WASHINGTON, D.C. — The Department of Housing and Urban Development (HUD) has published a final rule in the Federal Register which provides a revised structure for the payments HUD makes to states participating as State Administrative Agencies in the manufactured housing program. State Administrative Agencies in 33 states are fully or conditionally approved to carry out their manufactured housing oversight programs, and the majority of these states will see an increase in payments to administer their programs under the revised payment structure.
“More than 22 million Americans have used manufactured homes as a means of attaining the stability and financial independence of homeownership, particularly in areas where housing affordability is a challenge. Making sure that states are appropriately compensated for the work they do to ensure the safety and affordability of these manufactured homes, for families within their own communities, is both right and responsible,” said HUD Secretary Ben Carson.

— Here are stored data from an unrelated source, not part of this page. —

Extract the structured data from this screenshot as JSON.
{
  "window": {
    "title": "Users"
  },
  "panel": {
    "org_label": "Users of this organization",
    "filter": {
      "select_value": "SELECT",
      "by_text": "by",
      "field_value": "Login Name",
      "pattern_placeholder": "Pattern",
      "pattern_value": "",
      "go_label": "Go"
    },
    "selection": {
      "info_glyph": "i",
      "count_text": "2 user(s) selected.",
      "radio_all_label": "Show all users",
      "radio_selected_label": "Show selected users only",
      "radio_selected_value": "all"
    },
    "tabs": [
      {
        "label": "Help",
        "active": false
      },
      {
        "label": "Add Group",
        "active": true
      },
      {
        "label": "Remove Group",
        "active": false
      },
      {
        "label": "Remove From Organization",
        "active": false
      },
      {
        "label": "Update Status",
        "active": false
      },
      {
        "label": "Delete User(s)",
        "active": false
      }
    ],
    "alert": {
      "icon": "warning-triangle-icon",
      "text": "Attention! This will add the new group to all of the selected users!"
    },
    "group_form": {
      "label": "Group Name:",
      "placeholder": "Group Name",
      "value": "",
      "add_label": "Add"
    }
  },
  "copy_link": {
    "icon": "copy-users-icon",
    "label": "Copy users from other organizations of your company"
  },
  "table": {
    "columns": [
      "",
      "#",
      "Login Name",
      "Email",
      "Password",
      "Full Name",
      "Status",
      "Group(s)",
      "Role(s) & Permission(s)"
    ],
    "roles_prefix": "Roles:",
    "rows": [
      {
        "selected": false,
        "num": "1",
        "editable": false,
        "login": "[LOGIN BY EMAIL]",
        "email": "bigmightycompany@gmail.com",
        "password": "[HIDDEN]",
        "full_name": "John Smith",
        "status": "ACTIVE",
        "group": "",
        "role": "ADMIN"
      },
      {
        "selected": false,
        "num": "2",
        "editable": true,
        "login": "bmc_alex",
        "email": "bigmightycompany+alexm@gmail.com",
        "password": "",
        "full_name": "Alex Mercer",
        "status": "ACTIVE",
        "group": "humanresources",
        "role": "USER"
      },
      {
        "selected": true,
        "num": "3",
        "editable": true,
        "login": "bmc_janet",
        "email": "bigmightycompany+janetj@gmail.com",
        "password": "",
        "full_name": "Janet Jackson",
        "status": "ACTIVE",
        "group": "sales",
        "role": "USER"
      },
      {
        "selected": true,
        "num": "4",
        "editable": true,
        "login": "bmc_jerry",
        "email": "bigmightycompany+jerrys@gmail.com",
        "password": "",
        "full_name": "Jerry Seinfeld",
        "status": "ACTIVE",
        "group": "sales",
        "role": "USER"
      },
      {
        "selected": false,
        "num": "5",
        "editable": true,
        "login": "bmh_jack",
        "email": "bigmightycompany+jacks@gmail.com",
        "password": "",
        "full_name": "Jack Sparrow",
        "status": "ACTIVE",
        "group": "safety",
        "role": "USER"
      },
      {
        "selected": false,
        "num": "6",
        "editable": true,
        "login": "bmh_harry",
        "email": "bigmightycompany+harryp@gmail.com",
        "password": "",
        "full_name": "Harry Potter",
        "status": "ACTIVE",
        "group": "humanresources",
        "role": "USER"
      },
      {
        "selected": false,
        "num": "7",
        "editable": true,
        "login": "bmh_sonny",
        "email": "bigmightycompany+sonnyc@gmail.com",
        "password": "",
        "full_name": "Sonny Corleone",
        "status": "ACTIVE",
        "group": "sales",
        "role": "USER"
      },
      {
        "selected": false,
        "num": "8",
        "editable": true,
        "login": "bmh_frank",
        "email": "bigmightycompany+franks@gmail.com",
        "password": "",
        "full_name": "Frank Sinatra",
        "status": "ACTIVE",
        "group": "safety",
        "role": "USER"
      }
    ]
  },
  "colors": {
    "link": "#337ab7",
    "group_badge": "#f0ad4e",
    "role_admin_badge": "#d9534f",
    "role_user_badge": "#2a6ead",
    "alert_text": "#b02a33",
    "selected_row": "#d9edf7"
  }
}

The final rule revises the state payment formula contained in the Manufactured Home Procedural and Enforcement Regulations so that payments are more commensurate with both the level of manufactured housing production, and the associated work performed in a state when a manufactured home is first produced and then installed in its permanent location. HUD has increased production payments from the current $2.50 per section of home produced to $14.00 per section, while maintaining payments to states of $9.00 per section for manufactured home siting. Further, for the first time in two decades, states that have received conditional approval of their state programs from HUD are now eligible to receive fiscal year-end supplemental payments for the work they are performing.
“This is another example of HUD reducing barriers to the adoption of manufactured housing as an affordable housing alternative,” said Assistant Secretary for Housing Dana Wade. “States are valuable partners in this process. We believe this change will strengthen existing partnerships, incentivize more states to participate in the program, and reduce the reliance on federal resources for activities that are more appropriately handled at the state and local level.”
In conjunction with the final rule, HUD also published an Advance Notice of Proposed Rulemaking to solicit public comment on additional refinements to state payments that HUD may consider in the future. The considerations include additional options to fund state participation in a way that recognizes the contributions each state makes, and to incentivize state participation in various elements of the manufactured housing program to the maximum extent possible. HUD also looks forward to feedback from the Manufactured Housing Consensus Committee, a Federal Advisory Committee, prior to issuing a proposed rule on these refinements.
HUD’s Office of Manufactured Housing Programs administers the National Manufactured Housing Construction and Safety Standards Act of 1974 which authorizes HUD to establish federal standards for the design and construction of manufactured homes to assure quality, durability, safety, and affordability. The Office’s standards are carried out directly or through states that have partnered with HUD to inspect factories and retailer lots, implement installation standards for the homes, and administer a dispute resolution program for defects.